?
Solved

HI NEED help with lexical anaylsis using C

Posted on 2003-03-19
1
Medium Priority
?
258 Views
Last Modified: 2010-04-15
Would it be possible for you to combine the lexical analyser and the LR parser so that the output of the lexical analyser can be used by the parser. It may be possible to do this by physically combining the lexical analyser and the LR parser into one file, or else stdout to read/pipe tokens, read by the analyser into the parser.
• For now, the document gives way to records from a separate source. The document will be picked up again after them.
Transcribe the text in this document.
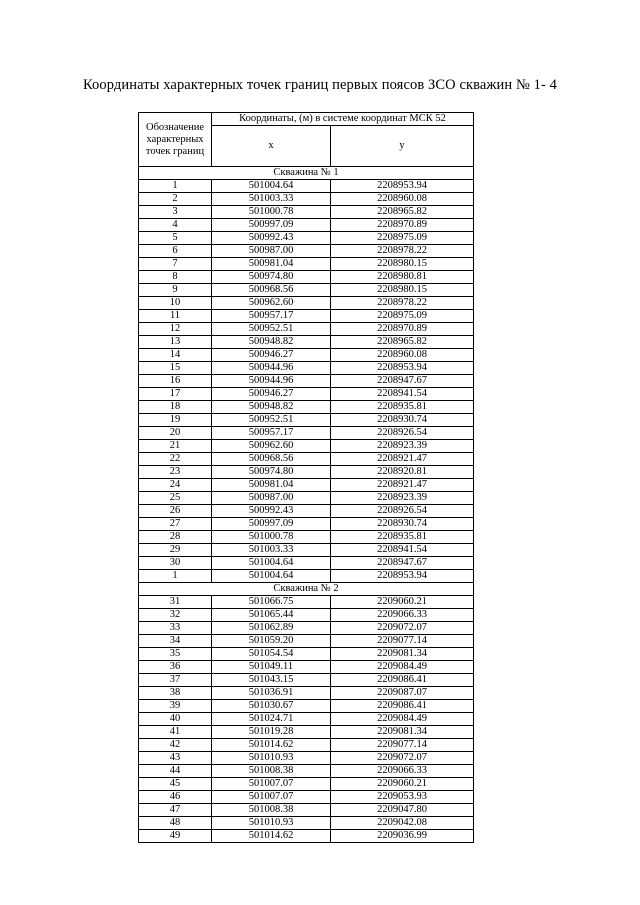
Координаты характерных точек границ первых поясов ЗСО скважин № 1- 4
Обозначение характерных точек границ	Координаты, (м) в системе координат МСК 52	
	х	у
Скважина № 1		
1	501004.64	2208953.94
2	501003.33	2208960.08
3	501000.78	2208965.82
4	500997.09	2208970.89
5	500992.43	2208975.09
6	500987.00	2208978.22
7	500981.04	2208980.15
8	500974.80	2208980.81
9	500968.56	2208980.15
10	500962.60	2208978.22
11	500957.17	2208975.09
12	500952.51	2208970.89
13	500948.82	2208965.82
14	500946.27	2208960.08
15	500944.96	2208953.94
16	500944.96	2208947.67
17	500946.27	2208941.54
18	500948.82	2208935.81
19	500952.51	2208930.74
20	500957.17	2208926.54
21	500962.60	2208923.39
22	500968.56	2208921.47
23	500974.80	2208920.81
24	500981.04	2208921.47
25	500987.00	2208923.39
26	500992.43	2208926.54
27	500997.09	2208930.74
28	501000.78	2208935.81
29	501003.33	2208941.54
30	501004.64	2208947.67
1	501004.64	2208953.94
Скважина № 2		
31	501066.75	2209060.21
32	501065.44	2209066.33
33	501062.89	2209072.07
34	501059.20	2209077.14
35	501054.54	2209081.34
36	501049.11	2209084.49
37	501043.15	2209086.41
38	501036.91	2209087.07
39	501030.67	2209086.41
40	501024.71	2209084.49
41	501019.28	2209081.34
42	501014.62	2209077.14
43	501010.93	2209072.07
44	501008.38	2209066.33
45	501007.07	2209060.21
46	501007.07	2209053.93
47	501008.38	2209047.80
48	501010.93	2209042.08
49	501014.62	2209036.99
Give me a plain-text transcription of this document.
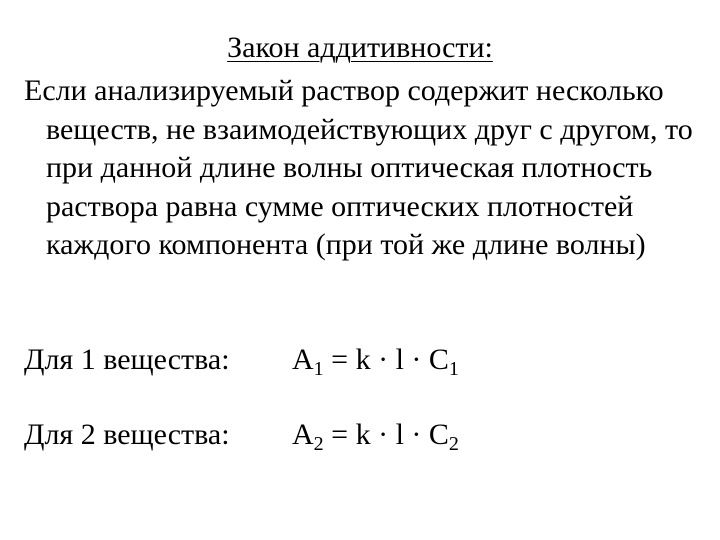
Закон аддитивности:
Если анализируемый раствор содержит несколько веществ, не взаимодействующих друг с другом, то при данной длине волны оптическая плотность раствора равна сумме оптических плотностей каждого компонента (при той же длине волны)
Для 1 вещества: $A_1 = k \cdot l \cdot C_1$
Для 2 вещества: $A_2 = k \cdot l \cdot C_2$
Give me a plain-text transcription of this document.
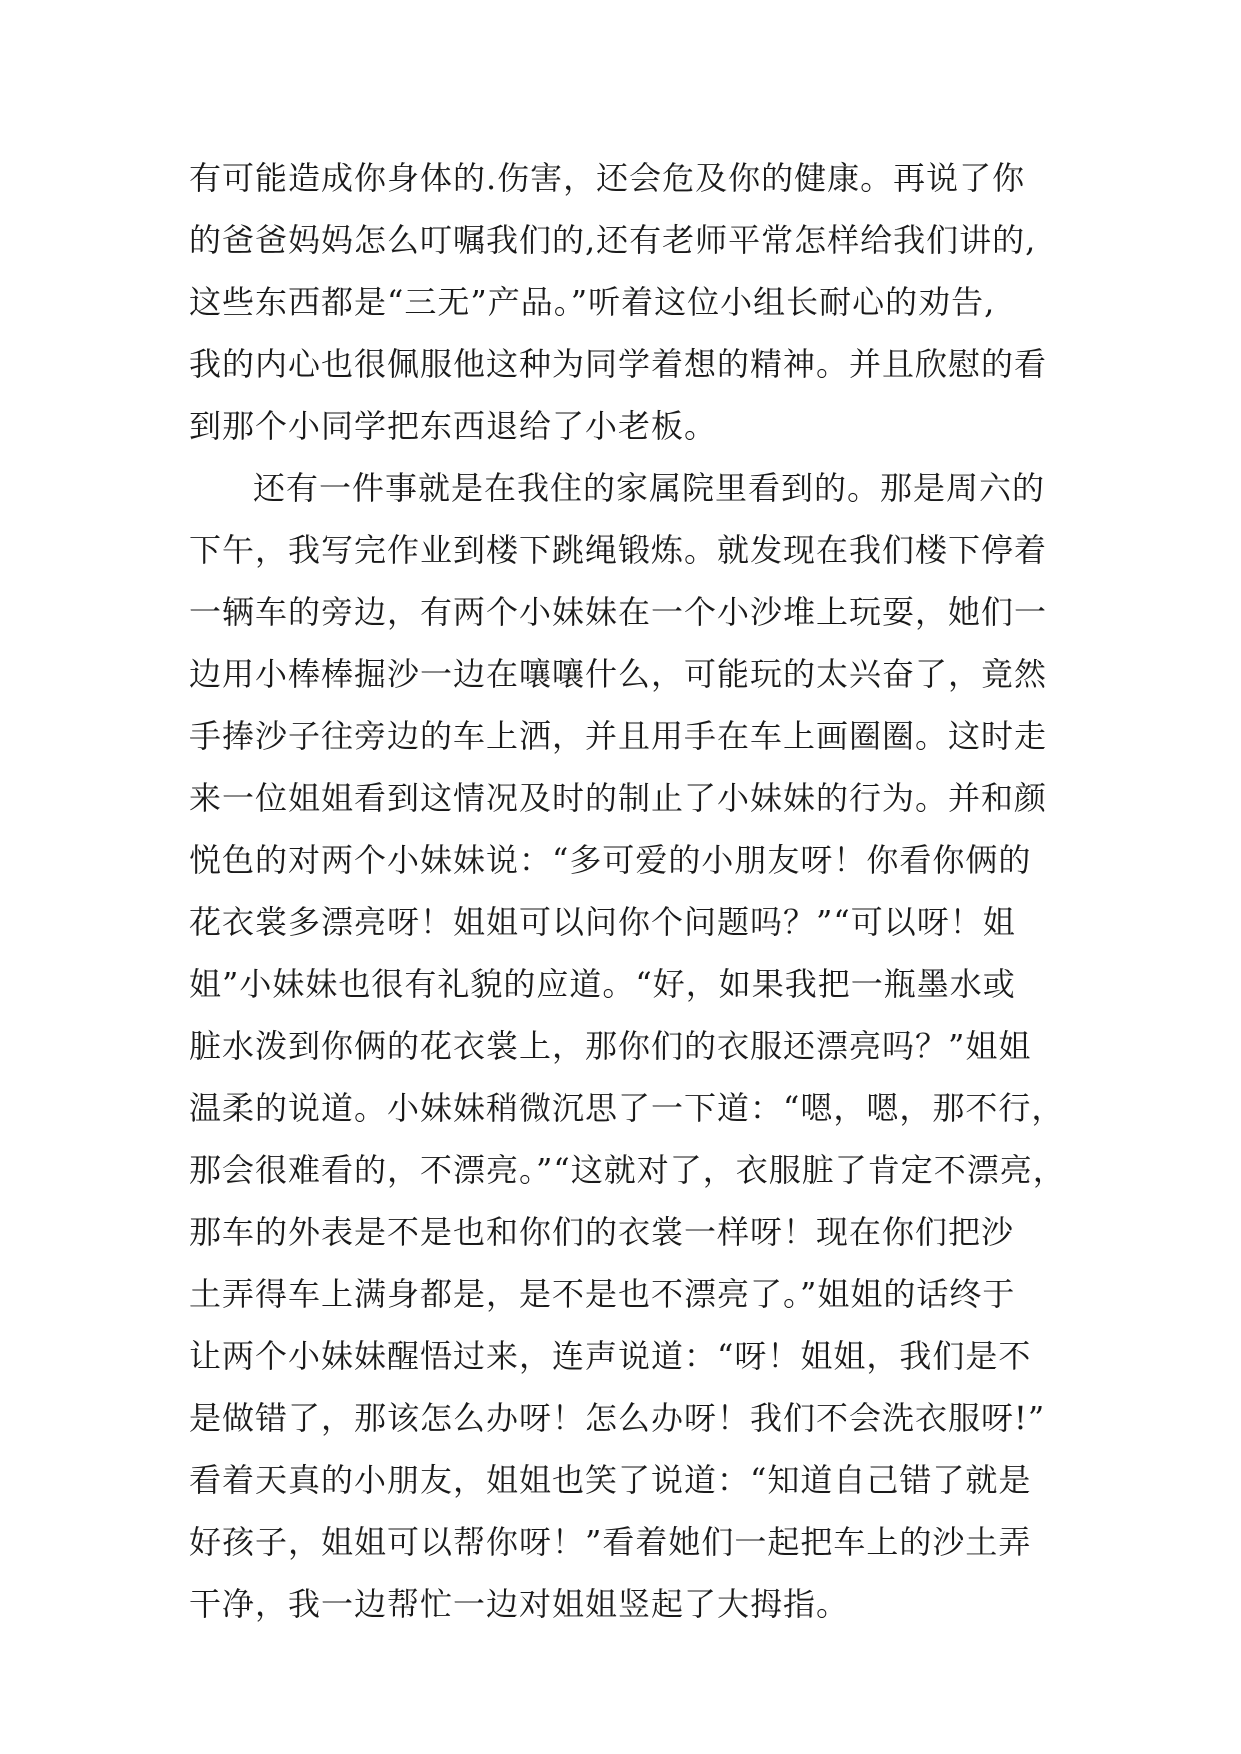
有可能造成你身体的.伤害，还会危及你的健康。再说了你
的爸爸妈妈怎么叮嘱我们的,还有老师平常怎样给我们讲的,
这些东西都是“三无”产品。”听着这位小组长耐心的劝告,
我的内心也很佩服他这种为同学着想的精神。并且欣慰的看
到那个小同学把东西退给了小老板。
还有一件事就是在我住的家属院里看到的。那是周六的
下午，我写完作业到楼下跳绳锻炼。就发现在我们楼下停着
一辆车的旁边，有两个小妹妹在一个小沙堆上玩耍，她们一
边用小棒棒掘沙一边在嚷嚷什么，可能玩的太兴奋了，竟然
手捧沙子往旁边的车上洒，并且用手在车上画圈圈。这时走
来一位姐姐看到这情况及时的制止了小妹妹的行为。并和颜
悦色的对两个小妹妹说：“多可爱的小朋友呀！你看你俩的
花衣裳多漂亮呀！姐姐可以问你个问题吗？”“可以呀！姐
姐”小妹妹也很有礼貌的应道。“好，如果我把一瓶墨水或
脏水泼到你俩的花衣裳上，那你们的衣服还漂亮吗？”姐姐
温柔的说道。小妹妹稍微沉思了一下道：“嗯，嗯，那不行，
那会很难看的，不漂亮。”“这就对了，衣服脏了肯定不漂亮，
那车的外表是不是也和你们的衣裳一样呀！现在你们把沙
土弄得车上满身都是，是不是也不漂亮了。”姐姐的话终于
让两个小妹妹醒悟过来，连声说道：“呀！姐姐，我们是不
是做错了，那该怎么办呀！怎么办呀！我们不会洗衣服呀!”
看着天真的小朋友，姐姐也笑了说道：“知道自己错了就是
好孩子，姐姐可以帮你呀！”看着她们一起把车上的沙土弄
干净，我一边帮忙一边对姐姐竖起了大拇指。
Here are the lex and LR files for your reference:

--------------------------------------------------------------------------------------------
/* A simple implementation of an LR parser
 *
 * -- current tables process a simple expression grammar

#include <stdio.h>
#include <stdlib.h>

/* The particular grammar accepted by an LR parser is determined
 * by the entries in its action and goto tables.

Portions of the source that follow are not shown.